Probably the biggest revelation was this: it's alright to care about myself more than anyone else. That is shocking, isn't it? A mother or a wife is not supposed to say she loves herself at least as much as she loves her family, but shouldn't she? Doesn't everyone benefit from a mother or wife who takes care of herself? What I am saying that it is alright to put yourself first when it matters.  It's not selfish to put my needs first.  If I don't take care of me, no one will.  In fact, I am doing a disservice to my family if I do not, first and foremost take care of me.

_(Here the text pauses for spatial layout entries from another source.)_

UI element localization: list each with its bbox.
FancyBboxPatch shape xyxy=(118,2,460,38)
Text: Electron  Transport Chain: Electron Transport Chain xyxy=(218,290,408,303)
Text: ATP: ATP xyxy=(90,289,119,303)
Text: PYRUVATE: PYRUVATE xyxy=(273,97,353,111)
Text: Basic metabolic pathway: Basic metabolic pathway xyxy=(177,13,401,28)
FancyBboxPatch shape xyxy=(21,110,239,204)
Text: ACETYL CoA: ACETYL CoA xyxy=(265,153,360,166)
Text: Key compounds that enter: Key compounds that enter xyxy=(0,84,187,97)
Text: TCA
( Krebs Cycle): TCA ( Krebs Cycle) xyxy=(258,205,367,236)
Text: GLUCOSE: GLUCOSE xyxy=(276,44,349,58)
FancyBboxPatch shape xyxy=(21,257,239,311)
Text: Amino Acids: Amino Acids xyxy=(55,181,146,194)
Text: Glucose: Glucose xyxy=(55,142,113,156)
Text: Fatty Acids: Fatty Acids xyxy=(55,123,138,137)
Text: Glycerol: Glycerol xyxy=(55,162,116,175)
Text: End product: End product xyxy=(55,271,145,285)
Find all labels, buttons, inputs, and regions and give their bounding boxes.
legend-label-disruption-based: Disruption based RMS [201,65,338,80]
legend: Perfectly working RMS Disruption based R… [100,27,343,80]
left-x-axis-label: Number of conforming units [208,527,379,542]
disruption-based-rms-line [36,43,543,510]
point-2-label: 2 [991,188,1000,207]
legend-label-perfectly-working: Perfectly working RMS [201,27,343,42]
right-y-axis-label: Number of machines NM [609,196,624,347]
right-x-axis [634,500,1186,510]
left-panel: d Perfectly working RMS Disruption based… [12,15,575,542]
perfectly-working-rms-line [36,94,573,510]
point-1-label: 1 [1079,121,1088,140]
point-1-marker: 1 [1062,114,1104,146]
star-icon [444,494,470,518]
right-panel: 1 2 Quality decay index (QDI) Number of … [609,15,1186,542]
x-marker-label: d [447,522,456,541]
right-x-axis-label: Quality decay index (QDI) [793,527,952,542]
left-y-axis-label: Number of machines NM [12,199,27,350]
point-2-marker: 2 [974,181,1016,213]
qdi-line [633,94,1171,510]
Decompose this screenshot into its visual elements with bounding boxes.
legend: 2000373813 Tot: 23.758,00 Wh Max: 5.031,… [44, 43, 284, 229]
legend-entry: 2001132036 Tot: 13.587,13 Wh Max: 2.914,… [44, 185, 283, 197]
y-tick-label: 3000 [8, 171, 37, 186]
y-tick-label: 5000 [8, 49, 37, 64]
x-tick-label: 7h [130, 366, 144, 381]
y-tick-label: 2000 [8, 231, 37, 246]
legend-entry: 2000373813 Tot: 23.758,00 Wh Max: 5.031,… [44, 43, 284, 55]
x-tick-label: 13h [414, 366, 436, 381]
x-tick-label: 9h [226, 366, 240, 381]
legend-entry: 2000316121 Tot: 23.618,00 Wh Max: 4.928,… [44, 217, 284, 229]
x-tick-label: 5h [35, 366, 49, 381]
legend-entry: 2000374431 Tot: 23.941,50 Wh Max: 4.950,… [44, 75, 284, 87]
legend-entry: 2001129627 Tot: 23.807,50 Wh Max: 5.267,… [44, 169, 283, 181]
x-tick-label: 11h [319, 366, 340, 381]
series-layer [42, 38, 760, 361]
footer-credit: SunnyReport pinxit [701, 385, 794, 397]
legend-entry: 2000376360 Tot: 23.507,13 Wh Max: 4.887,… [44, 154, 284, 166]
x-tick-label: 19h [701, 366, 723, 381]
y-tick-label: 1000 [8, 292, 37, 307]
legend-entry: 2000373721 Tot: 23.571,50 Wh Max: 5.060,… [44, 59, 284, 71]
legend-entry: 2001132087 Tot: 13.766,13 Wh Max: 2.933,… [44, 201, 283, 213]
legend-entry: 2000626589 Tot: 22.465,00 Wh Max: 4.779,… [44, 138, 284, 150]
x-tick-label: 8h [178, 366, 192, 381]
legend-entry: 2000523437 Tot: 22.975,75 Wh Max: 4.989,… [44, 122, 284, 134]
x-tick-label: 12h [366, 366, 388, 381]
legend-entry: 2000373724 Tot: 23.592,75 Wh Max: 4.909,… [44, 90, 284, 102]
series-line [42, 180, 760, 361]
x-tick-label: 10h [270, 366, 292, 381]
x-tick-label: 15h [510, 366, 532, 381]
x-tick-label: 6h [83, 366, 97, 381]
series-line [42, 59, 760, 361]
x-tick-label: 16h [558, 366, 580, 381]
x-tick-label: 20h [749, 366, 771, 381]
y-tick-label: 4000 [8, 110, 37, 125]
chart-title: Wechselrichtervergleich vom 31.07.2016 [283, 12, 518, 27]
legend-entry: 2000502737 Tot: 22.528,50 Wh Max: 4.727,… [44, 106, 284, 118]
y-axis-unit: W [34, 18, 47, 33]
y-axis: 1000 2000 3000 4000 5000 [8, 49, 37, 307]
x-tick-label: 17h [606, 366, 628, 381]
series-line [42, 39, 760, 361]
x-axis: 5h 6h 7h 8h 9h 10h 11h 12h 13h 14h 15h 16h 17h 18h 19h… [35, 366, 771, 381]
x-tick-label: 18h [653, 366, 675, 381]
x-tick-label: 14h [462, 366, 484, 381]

I'm not saying I go around and do whatever I want.  I am not talking wants or desires, but needs.  Time to myself is a need.  Exercise is a need.  Healthy eating is a need. I not only have a right to address my needs, but an obligation.

Don't get me wrong, I'd take a bullet for my kids, without a second thought.  But that doesn't mean I'll be fat, unhealthy, miserable and sloppy when I do it. 

What do you think of my position? Agree? Disagree?
What are the biggest challenges to you getting out the door? 
Why are you getting fit/being healthy/want to change? What's your motivation? 

And I hope you enjoyed the randomly placed pictures of my motivation!

1 comment:

  1. Heather, this is so true. I had to share on Facebook! Hope you don't mind. And hope you really don't think you suck... you're working harder than anyone I know! And I do agree with you. I sometimes still feel like I'm selfish for wanting to take the time to take care of myself... But that's a terrible way to think. Whenever those thoughts come, I think about all the benefits exercise add to my health, and all the ways my family needs me, and it's a no-brainer.